Que si un niño trabaja sea porque alguien quiere inculcarle el sentido del deber, no porque deba llevar dinero a la familia. Que si menciono mi lugar de nacimiento sólo sea para ubicar mi nacencia, no para estigmatizarme por el código postal. Que si alguien desea emigrar sea por gusto, no porque necesite resguardar su vida. Que si una mujer decide tener un hijo sea por voluntad propia, no porque la obligaron a tenerlo. Que si alguien decide ser mujer cuando nació hombre sea capaz de salir a la calle y plantarse con toda su hermosura. Que si alguien elige ser payaso sea capaz de rechazar la abogacía. Que si alguien quiere tener una víbora de mascota, sepa que cuando crezca puede comerle sus gallinas…

Las plegarias surgen.
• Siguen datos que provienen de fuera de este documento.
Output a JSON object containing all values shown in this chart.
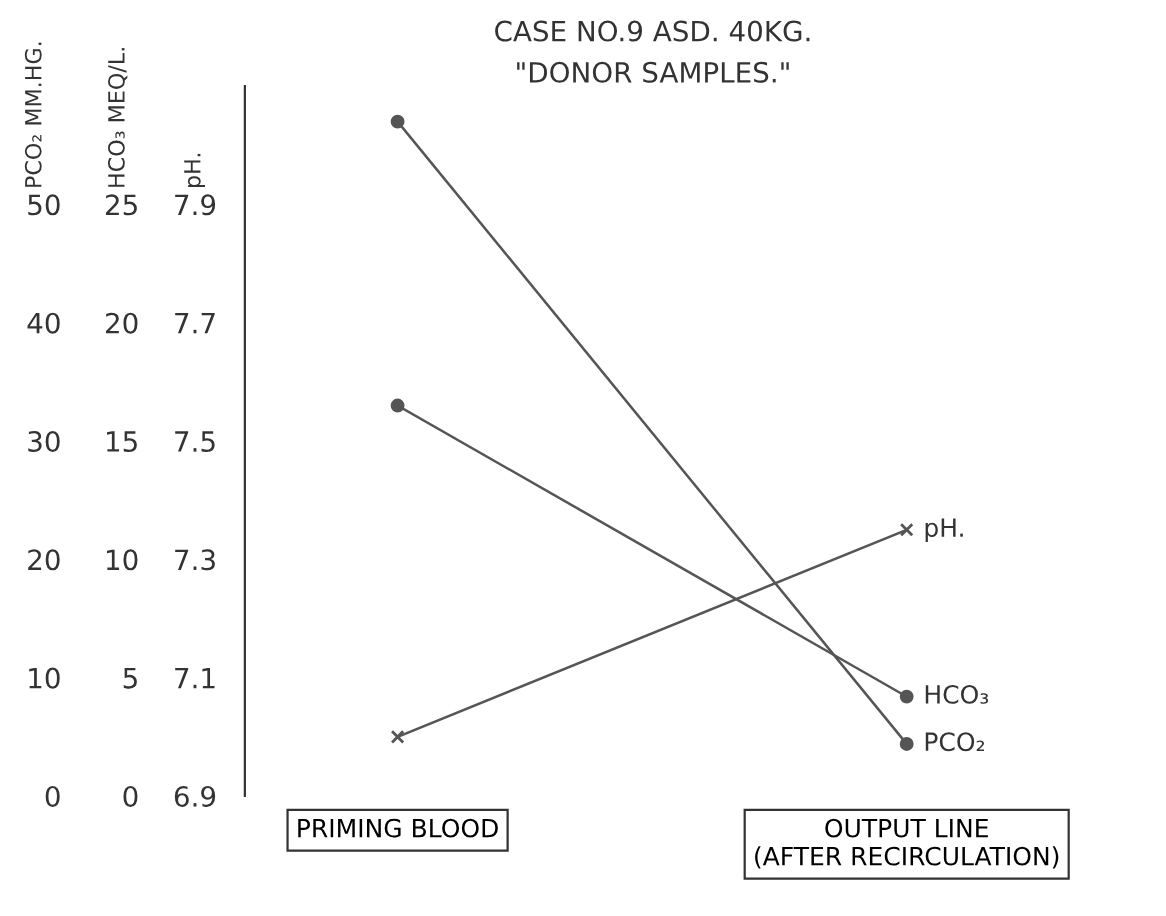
{
  "chart_data": {
    "type": "line",
    "title": "CASE NO.9 ASD. 40KG.",
    "subtitle": "\"DONOR SAMPLES.\"",
    "ylabel": "PCO₂ MM.HG.",
    "y2label": "HCO₃ MEQ/L.",
    "y3label": "pH.",
    "categories": [
      "PRIMING BLOOD",
      "OUTPUT LINE\n(AFTER RECIRCULATION)"
    ],
    "series": [
      {
        "name": "PCO₂",
        "color": "#555555",
        "values": [
          57,
          4.4
        ],
        "marker": "circle"
      },
      {
        "name": "HCO₃",
        "color": "#555555",
        "values": [
          16.5,
          4.2
        ],
        "axis": "y2",
        "marker": "circle"
      },
      {
        "name": "pH.",
        "color": "#555555",
        "values": [
          7.0,
          7.35
        ],
        "axis": "y3",
        "marker": "cross"
      }
    ],
    "ylim": [
      0,
      60
    ],
    "yticks": [
      0,
      10,
      20,
      30,
      40,
      50
    ],
    "y2lim": [
      0,
      30
    ],
    "y2ticks": [
      0,
      5,
      10,
      15,
      20,
      25
    ],
    "y3lim": [
      6.9,
      8.1
    ],
    "y3ticks": [
      6.9,
      7.1,
      7.3,
      7.5,
      7.7,
      7.9
    ],
    "grid": false,
    "legend": "right",
    "line_style": "solid"
  }
}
La mía debe ser por la trasnochada, por el insomnio que me llega con las aguas o el caos que anuncian los divorcios políticos… Terminé la plegaria y salí del letargo. Caminé salteando cuerdas de perros y escuché la charla entre dos tipos: «El mundo es injusto. ¿Cómo puede un presidente prohibir que la gente entre o salga del país? Eso no es libertad, es esclavitud. ¿De qué esclavitud hablas?, vives en un país donde tienes que trabajar de sol a sol con un sueldo que nunca te permitirá salir de vacaciones y hospedarte en un hotel decente. ¿De qué libertad hablas…?, eres un idiota. El idiota eres tú… Adelanté el paso y los dejé de escuchar. Llegué al café. Escribí mi nota y justo se acerca a mi mesa una mujer con la mirada extraviada, vociferando incoherencias. Me pregunto si no pudo recuperar la vigilia. En silencio empecé a repetir mi plegaria… ella poco a poco se alejó.